The Advanced Technologies and Manufacturing industry is one of six industries included in the Texas Industry Cluster Initiative, which is leading the state toward realizing a vision to build the future economy of the state by focusing on strengthening competitive advantage.
According to the website www.texaswideopenforbusiness.com, Texas is the birthplace of the integrated circuit and has been a global leader in the semiconductor industry since the 1950s. Texas currently accounts for approximately 11.5 percent of the world's silicon processing capacity, according to the University of Texas at Austin's IC2 Institute. In 2007, Texas nationally ranked second for semiconductor manufacturing employment and overall high-tech employment, and saw the largest high tech employment gain in the nation, according to TechAmerica's (formerly AeA) Cyberstates 2009. Texas is home to one of the world's top five chip makers (Texas Instruments) and one of the semiconductor industry's leading research consortiums (SEMATECH). Major Texas semiconductor employers include Samsung, Texas Instruments, Raytheon, Freescale Semiconductor, Advanced Micro Devices, and Applied Materials.

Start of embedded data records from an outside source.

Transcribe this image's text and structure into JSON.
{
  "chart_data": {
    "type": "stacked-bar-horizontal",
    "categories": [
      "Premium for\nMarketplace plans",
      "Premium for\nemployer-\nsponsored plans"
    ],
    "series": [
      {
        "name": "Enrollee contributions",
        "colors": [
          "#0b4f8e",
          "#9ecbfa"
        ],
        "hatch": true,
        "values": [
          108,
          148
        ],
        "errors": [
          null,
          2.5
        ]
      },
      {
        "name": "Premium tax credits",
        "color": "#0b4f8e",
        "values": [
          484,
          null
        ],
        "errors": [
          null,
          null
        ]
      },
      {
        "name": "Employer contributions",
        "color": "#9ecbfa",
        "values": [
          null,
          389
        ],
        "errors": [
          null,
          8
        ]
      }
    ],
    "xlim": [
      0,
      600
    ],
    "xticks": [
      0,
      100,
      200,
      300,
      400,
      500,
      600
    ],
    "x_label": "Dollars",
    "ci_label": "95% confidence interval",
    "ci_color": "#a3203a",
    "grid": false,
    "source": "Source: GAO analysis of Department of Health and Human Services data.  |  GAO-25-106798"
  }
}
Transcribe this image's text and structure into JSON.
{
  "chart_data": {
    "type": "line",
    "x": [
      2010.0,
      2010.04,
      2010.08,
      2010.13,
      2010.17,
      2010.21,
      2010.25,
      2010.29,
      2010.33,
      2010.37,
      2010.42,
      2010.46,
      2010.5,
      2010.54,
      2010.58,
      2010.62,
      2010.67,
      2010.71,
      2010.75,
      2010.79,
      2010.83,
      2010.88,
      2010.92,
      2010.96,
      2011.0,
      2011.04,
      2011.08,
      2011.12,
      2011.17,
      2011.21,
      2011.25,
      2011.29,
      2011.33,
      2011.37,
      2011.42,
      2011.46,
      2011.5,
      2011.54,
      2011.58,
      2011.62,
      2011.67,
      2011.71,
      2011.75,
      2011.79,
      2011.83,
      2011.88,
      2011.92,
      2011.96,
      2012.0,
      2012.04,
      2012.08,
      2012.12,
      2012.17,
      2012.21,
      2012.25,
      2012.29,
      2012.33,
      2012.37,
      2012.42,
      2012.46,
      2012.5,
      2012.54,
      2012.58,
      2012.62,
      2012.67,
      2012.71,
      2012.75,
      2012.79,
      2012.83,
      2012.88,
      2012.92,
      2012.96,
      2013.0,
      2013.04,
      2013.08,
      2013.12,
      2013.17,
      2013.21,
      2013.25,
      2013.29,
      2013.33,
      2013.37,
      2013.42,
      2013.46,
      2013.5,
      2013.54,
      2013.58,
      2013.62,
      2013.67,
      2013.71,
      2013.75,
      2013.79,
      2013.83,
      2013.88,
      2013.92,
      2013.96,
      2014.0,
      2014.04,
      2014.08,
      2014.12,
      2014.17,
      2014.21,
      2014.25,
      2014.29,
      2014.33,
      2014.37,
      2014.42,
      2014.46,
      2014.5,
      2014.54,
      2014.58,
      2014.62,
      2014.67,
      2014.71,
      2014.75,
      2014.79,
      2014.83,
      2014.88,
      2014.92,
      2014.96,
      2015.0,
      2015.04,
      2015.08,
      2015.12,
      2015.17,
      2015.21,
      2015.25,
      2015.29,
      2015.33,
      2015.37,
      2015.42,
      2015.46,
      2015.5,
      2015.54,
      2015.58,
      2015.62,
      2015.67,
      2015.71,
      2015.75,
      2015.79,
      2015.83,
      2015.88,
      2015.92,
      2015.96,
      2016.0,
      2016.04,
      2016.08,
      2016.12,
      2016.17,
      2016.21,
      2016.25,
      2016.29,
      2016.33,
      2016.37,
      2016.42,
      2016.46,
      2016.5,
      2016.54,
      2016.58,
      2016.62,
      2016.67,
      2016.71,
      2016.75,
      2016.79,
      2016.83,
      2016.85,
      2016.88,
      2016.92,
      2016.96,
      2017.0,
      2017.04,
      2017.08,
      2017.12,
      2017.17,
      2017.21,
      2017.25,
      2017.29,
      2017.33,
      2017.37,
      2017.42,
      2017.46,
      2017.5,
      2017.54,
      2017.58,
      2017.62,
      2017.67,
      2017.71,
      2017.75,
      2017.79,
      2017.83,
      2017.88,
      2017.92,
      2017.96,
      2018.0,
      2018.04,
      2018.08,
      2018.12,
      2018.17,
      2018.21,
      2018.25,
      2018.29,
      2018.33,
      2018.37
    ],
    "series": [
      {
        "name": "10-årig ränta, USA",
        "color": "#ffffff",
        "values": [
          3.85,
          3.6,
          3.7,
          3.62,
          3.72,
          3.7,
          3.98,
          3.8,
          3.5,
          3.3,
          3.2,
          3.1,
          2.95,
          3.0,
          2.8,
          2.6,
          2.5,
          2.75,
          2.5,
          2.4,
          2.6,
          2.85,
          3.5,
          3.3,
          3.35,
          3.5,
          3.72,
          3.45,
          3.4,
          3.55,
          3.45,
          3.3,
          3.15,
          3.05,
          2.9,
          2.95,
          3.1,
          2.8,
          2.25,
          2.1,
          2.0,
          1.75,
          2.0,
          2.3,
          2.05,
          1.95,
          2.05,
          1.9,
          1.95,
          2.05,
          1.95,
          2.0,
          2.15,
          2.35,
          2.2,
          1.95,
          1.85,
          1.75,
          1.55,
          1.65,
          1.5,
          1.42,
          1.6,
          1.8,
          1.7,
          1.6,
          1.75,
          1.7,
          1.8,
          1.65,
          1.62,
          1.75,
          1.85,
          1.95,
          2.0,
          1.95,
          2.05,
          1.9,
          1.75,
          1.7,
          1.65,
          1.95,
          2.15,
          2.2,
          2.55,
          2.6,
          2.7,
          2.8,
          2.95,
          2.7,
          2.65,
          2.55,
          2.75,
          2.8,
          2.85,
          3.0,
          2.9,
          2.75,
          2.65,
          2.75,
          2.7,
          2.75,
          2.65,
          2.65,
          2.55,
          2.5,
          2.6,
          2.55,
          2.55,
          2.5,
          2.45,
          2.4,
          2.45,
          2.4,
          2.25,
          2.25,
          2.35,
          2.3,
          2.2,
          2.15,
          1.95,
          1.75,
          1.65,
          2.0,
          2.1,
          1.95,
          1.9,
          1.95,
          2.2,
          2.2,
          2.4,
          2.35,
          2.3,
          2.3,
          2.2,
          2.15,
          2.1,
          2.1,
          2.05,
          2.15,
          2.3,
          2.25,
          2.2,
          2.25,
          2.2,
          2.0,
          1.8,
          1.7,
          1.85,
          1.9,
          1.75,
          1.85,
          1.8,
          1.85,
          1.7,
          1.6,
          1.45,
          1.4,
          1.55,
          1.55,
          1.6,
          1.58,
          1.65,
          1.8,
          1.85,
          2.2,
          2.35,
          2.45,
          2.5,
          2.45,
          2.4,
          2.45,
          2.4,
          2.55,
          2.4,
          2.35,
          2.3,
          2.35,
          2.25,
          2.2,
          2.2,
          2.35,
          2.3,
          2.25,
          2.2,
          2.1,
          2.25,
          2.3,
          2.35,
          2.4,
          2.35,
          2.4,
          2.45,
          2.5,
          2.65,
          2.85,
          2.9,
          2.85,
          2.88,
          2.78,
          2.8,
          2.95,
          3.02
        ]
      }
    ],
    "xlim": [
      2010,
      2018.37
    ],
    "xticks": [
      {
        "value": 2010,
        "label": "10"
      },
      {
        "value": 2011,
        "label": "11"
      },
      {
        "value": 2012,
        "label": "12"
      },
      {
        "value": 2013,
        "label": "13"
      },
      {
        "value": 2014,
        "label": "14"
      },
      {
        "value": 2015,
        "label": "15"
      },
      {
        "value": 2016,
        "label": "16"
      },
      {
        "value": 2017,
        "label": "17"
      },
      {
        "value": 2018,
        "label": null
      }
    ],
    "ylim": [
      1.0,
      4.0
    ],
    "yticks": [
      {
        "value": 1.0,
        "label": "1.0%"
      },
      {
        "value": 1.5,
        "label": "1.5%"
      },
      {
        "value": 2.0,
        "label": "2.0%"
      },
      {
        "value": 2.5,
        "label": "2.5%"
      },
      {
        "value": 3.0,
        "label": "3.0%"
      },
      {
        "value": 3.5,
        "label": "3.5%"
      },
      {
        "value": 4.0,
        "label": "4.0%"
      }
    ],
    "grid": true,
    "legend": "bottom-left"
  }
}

Semiconductor manufacturing equipment technicians ensure that the manufacturing system fulfills customer and business requirements. They install and repair equipment on the semiconductor manufacturing floor. According to Texas Workforce Commission labor market information data projections for the period between 2006 and 2016, industrial machinery mechanics earn an average hourly wage of $20.52. The occupation is expected to grow steadily but it is also expected to have a strong requirement to fill openings created each year to replace workers who leave the occupation either through new employment or through retirement.
Texas Instruments requested on behalf of the membership of the Semiconductor Manufacturing Technology (SMT) advisory committee of Richland College and Collin County Community College that the Semiconductor Manufacturing Equipment Technician skill standards be recognized. The skill standards were recognized on November 12, 2003.
The skill standards’ recognition was extended on May 13, 2008 at the request of the Maricopa Advanced Technology Center, based on continual use and review by industry and training providers as assurances of the skill standards’ ongoing validity and accuracy.